A similar federal law was signed into law in 2016, and it provides an instructive contrast to the California Law. The federal Consumer Review Fairness Act of 2016 limits its protection to customer reviews, performance assessments, and other similar analyses of goods, services, or the conduct of the other party to the consumer contract. The federal law also differs in that it provides for thoughtful exceptions to the prohibition, including customer statements that contain trade secrets or unlawful content and customer statements that are “clearly false or misleading.”
A bill that is working its way through the Utah State Legislature also limits itself to clauses that restrict “consumer reviews” and provides a number of exceptions. The bill notably differs from the California law in that it provides for exclusive enforcement by the Division of Consumer Protection of Utah’s Department of Commerce. There is no private right of action. A Maryland statute prohibiting non-disparagement clauses in consumer contracts was signed into law in the wake of California’s “Right to Gripe” Law, but the Maryland law also carves out prohibitions on disclosures of proprietary information and specifically states that it does not limit defamation lawsuits against consumers.
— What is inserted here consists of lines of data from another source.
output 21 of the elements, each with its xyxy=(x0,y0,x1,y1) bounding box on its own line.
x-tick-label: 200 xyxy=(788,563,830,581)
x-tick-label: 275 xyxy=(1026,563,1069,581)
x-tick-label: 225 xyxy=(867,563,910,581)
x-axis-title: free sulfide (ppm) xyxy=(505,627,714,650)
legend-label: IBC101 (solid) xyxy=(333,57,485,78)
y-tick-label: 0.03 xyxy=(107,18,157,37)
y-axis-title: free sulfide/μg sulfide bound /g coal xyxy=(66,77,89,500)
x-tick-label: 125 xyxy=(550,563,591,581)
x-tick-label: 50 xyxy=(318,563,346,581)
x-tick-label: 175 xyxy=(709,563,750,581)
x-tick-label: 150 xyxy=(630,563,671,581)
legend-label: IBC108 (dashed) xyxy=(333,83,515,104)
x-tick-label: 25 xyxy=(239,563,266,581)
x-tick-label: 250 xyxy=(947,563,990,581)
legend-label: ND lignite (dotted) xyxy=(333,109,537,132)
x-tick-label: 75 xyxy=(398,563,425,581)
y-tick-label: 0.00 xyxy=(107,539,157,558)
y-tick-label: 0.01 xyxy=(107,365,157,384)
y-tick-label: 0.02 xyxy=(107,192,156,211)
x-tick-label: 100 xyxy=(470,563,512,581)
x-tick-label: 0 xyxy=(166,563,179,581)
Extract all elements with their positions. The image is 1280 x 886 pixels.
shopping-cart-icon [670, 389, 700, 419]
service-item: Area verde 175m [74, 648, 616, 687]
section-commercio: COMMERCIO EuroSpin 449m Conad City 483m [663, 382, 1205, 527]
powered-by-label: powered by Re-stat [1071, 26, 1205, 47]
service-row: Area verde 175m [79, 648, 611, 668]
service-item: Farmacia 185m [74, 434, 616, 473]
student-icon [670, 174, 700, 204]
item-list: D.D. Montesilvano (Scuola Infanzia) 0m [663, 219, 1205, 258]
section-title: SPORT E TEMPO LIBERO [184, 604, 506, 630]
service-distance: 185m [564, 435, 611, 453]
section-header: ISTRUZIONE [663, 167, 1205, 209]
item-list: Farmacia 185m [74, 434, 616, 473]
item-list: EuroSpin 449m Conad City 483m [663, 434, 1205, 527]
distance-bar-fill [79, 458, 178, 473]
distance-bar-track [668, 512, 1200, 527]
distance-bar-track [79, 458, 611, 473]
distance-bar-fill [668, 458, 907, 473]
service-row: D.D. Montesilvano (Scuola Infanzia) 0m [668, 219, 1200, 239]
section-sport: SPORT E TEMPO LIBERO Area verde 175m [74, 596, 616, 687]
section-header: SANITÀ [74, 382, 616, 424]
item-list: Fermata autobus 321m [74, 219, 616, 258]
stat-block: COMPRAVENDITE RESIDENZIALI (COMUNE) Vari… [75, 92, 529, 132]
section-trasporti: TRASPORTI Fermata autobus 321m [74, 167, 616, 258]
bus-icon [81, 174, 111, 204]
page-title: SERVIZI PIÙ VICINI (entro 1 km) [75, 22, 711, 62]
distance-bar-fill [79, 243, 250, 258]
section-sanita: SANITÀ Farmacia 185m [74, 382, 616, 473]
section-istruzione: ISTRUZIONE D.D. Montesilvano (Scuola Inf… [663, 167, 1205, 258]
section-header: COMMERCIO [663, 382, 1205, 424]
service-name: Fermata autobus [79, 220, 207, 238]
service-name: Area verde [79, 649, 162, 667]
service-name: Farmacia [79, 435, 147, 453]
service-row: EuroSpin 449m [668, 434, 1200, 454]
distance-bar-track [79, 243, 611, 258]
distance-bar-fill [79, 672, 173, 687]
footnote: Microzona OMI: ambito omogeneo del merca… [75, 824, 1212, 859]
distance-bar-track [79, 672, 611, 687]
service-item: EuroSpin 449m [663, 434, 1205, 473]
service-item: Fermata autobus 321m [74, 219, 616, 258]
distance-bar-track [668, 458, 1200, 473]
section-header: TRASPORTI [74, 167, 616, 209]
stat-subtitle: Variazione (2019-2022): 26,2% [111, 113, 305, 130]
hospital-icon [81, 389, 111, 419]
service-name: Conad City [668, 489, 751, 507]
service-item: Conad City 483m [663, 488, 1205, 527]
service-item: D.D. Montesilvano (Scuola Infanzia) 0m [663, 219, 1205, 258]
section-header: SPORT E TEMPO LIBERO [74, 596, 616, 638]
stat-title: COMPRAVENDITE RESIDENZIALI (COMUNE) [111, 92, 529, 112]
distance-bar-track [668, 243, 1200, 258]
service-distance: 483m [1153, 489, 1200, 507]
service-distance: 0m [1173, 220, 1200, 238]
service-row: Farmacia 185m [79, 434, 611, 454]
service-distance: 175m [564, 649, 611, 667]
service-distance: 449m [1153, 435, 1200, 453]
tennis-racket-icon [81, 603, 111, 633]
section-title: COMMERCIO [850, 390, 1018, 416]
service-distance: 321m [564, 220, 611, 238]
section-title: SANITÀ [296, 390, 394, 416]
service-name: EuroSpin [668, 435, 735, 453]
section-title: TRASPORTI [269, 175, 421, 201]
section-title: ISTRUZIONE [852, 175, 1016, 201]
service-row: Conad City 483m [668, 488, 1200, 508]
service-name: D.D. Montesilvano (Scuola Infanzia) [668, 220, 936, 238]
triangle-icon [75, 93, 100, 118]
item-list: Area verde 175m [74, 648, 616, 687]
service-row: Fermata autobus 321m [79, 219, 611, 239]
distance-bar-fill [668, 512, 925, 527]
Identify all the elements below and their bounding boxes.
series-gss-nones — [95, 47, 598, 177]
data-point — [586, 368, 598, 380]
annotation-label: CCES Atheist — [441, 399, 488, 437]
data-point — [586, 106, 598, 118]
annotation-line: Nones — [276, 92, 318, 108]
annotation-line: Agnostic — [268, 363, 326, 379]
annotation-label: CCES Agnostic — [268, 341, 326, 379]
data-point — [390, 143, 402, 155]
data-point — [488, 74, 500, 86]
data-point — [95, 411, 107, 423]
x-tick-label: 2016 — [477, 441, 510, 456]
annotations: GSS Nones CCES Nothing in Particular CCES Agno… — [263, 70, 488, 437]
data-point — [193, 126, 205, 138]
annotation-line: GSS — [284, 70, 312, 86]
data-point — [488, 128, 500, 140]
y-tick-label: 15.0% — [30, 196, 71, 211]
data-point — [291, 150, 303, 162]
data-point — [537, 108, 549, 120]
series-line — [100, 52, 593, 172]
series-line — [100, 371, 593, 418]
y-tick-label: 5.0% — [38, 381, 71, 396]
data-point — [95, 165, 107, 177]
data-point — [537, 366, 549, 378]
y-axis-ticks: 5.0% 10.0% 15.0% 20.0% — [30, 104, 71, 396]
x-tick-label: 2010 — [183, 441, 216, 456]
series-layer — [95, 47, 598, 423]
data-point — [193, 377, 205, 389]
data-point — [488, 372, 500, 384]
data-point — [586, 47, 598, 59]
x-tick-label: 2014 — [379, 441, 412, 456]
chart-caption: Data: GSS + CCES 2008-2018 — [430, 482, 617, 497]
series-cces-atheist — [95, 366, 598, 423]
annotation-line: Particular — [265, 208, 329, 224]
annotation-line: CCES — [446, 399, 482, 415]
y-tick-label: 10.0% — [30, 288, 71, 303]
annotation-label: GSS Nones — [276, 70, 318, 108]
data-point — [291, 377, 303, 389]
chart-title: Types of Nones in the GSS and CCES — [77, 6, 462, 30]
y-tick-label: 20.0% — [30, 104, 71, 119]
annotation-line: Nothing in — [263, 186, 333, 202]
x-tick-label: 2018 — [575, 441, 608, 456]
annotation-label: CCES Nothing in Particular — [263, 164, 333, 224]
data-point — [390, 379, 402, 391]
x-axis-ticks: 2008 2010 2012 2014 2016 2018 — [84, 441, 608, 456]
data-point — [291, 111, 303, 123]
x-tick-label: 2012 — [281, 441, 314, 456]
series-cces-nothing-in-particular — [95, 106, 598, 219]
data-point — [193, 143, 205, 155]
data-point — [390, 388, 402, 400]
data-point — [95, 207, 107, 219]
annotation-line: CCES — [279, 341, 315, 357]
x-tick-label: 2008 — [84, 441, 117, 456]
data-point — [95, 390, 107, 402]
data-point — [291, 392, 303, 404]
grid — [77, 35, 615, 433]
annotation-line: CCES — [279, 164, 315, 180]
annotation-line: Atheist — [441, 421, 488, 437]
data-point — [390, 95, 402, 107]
Because the California law is written so broadly and without specific exceptions or exclusions, plaintiffs’ attorneys have filed class actions that are testing the limits of the law’s application. The law prohibits a certain type of language in consumer contracts—and these contracts generally use the same language with every customer—so the claims are ready-made for class actions.
Recently, suits have been filed against financial institutions challenging contractual prohibitions on using the financial institution’s money-transfer services in a way that exposes the financial institution to liability or brand damage. The context makes it clear that these provisions were intended to prohibit certain types of conduct, not statements. But without much case law interpreting the statute and defining the contours of its prohibition, these cases may be expensive for companies to litigate, even if they ultimately prevail.
We will be closely following these cases as they develop (as will, I am sure, the plaintiffs’ bar). Their outcome could have a significant impact on how many of these class actions are filed in the coming years and how consumer contracts are drafted to avoid having to defend against them.